29/09/2025
Cuerpos que Brillaron y Callaron: Crónica del Esplendor y la Ruina
Por Gilberto García Mercado
Hubo un tiempo en que los cuerpos de los artistas parecían templos. Los actores caminaban como dioses de mármol, los escritores como profetas con la lengua afilada, y los pintores como alquimistas que convertían el dolor en color. Pero también hubo un tiempo —el mismo— en que esos cuerpos se quebraron como vitrales antiguos, y sus almas se deshicieron entre aplausos que ya no escuchaban.
En Hollywood, los años 50 olían a cigarro caro, a perfume de estudio, a whisky en vasos de cristal. Las calles de Los Ángeles eran un desfile de convertibles, de trajes ajustados, de sonrisas ensayadas. Pero detrás de cada sonrisa, había un espejo que devolvía otra cara.
Marilyn Monroe, por ejemplo, tenía una piel que parecía hecha de luz. Pero en sus últimos días, su cuerpo era frágil, sus ojos apagados, y su voz apenas un susurro entre pastillas. La mujer que había sido deseo universal murió sola, con una nota que nadie entendió del todo.
Ernest Hemingway, que cazaba leones y escribía como si disparara, terminó con un cuerpo tembloroso, traicionado por su mente. El hombre que había ganado el Nobel se quitó la vida en silencio, como si la gloria no fuera suficiente abrigo.
Vincent van Gogh, que pintaba girasoles como si fueran plegarias, murió pobre, con el oído mutilado y el alma rota. Su cuerpo era delgado, nervioso, lleno de pigmentos y tormentas. En vida, vendió un solo cuadro. En muerte, vendió el mundo.
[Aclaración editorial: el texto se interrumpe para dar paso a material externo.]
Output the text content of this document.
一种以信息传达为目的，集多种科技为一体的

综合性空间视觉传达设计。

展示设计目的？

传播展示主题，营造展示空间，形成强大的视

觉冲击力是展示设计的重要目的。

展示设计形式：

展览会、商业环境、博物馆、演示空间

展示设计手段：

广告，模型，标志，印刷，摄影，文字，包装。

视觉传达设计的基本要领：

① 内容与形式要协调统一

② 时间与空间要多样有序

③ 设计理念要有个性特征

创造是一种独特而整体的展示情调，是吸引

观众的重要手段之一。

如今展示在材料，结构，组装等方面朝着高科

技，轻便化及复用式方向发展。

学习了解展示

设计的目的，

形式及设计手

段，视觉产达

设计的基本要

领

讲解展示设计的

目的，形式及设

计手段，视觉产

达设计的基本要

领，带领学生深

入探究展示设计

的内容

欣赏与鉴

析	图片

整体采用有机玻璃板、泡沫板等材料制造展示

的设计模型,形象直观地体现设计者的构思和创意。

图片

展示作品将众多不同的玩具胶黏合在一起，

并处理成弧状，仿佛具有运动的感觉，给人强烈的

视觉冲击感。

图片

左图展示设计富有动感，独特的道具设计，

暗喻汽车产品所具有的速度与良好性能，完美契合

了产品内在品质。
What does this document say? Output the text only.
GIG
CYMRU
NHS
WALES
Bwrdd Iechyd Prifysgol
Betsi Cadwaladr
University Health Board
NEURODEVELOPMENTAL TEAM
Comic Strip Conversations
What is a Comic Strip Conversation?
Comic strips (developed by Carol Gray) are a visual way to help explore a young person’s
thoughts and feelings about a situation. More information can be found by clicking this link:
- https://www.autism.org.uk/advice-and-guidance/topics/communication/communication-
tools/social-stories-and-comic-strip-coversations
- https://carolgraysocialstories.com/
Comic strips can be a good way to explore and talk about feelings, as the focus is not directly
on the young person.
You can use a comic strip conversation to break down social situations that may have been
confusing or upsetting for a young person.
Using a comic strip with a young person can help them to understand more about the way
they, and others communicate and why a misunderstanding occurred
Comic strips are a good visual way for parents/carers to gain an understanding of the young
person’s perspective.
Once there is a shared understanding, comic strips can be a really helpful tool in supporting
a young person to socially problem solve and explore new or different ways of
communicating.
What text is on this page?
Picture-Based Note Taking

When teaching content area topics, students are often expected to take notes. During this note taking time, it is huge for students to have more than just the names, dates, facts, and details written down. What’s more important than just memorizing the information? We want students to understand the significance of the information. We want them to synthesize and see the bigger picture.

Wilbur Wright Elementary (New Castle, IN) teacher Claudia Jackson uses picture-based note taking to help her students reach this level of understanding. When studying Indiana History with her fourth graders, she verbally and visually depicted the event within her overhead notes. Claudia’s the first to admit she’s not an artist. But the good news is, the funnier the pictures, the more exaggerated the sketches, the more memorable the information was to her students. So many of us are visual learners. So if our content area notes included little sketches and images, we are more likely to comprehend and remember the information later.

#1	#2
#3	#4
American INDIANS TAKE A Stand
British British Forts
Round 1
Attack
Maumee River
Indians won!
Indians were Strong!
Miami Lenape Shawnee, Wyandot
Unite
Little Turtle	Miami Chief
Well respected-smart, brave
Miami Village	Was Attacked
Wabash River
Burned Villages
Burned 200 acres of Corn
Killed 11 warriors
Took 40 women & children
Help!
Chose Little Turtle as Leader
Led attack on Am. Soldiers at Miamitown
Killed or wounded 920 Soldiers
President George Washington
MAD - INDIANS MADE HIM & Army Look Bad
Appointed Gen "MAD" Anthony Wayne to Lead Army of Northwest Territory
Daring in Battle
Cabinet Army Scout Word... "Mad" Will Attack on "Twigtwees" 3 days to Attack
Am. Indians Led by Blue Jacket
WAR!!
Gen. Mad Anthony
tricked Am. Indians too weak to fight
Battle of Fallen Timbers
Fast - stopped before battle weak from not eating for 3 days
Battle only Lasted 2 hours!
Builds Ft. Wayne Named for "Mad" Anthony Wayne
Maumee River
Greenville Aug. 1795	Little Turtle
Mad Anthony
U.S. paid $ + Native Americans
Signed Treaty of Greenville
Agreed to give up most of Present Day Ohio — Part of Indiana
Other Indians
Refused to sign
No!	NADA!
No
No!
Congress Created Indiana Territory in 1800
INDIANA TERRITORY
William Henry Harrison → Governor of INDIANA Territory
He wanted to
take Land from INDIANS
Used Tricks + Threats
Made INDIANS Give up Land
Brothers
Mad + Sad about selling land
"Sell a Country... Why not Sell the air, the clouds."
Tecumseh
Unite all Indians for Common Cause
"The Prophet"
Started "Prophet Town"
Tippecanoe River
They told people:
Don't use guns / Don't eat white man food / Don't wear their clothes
Y Franz Kafka, que escribió como si el mundo fuera una pesadilla burocrática, no creía en sí mismo. Pidió que quemaran sus obras. Su cuerpo era débil, su rostro pálido, su voz apenas audible. Pero su palabra sobrevivió al fuego que él mismo deseaba.
🕯️ Orgullo y Humildad Forzada
Muchos de ellos fueron arrogantes. No por maldad, sino por defensa. La fama es una máscara que se pega a la piel. Pero cuando llegó la enfermedad —el cáncer, la depresión, el alcoholismo—, la humildad se volvió obligatoria.
Judy Garland, la niña prodigio de “El Mago de Oz”, terminó cantando en bares pequeños, con la voz quebrada y los ojos hinchados. Su cuerpo, que había sido símbolo de esperanza, se volvió símbolo de desgaste.
Antonin Artaud, el dramaturgo francés, terminó en manicomios, escribiendo con los dedos como si fueran cuchillos. Su cuerpo era hueso y furia, su mente un incendio.
Las Ciudades del Esplendor
París en los años 20 era un carnaval de intelectuales ebrios. Nueva York en los 60 era un laboratorio de excesos. Hollywood en los 80 era una fábrica de ídolos con fecha de vencimiento.
Las luces eran reales, pero también lo eran las sombras. Los camerinos olían a sudor y desesperación. Los cafés estaban llenos de genios que no sabían cómo pagar la cuenta.
El Siglo del Internet: ¿Más Luz o Más Ruido?
Hoy, los artistas tienen millones de seguidores, pero pocos amigos. Publican sonrisas, pero lloran en silencio. Ya no mueren pobres, pero sí vacíos.
El internet democratizó la fama, pero también la banalizó. Ahora cualquiera puede ser viral, pero pocos pueden ser eternos.
Antes, los artistas morían sin saber que eran genios. Hoy, muchos creen que lo son sin haber creado nada.
Epílogo
Esta crónica no es una elegía, es una advertencia. El arte no es una carrera, es una peregrinación. Y el cuerpo del artista, por más bello o célebre que sea, siempre será vulnerable.
Porque al final, lo que queda no es el dinero, ni los premios, ni los likes. Lo que queda es la obra. Y la obra, si es verdadera, sobrevive incluso al olvido.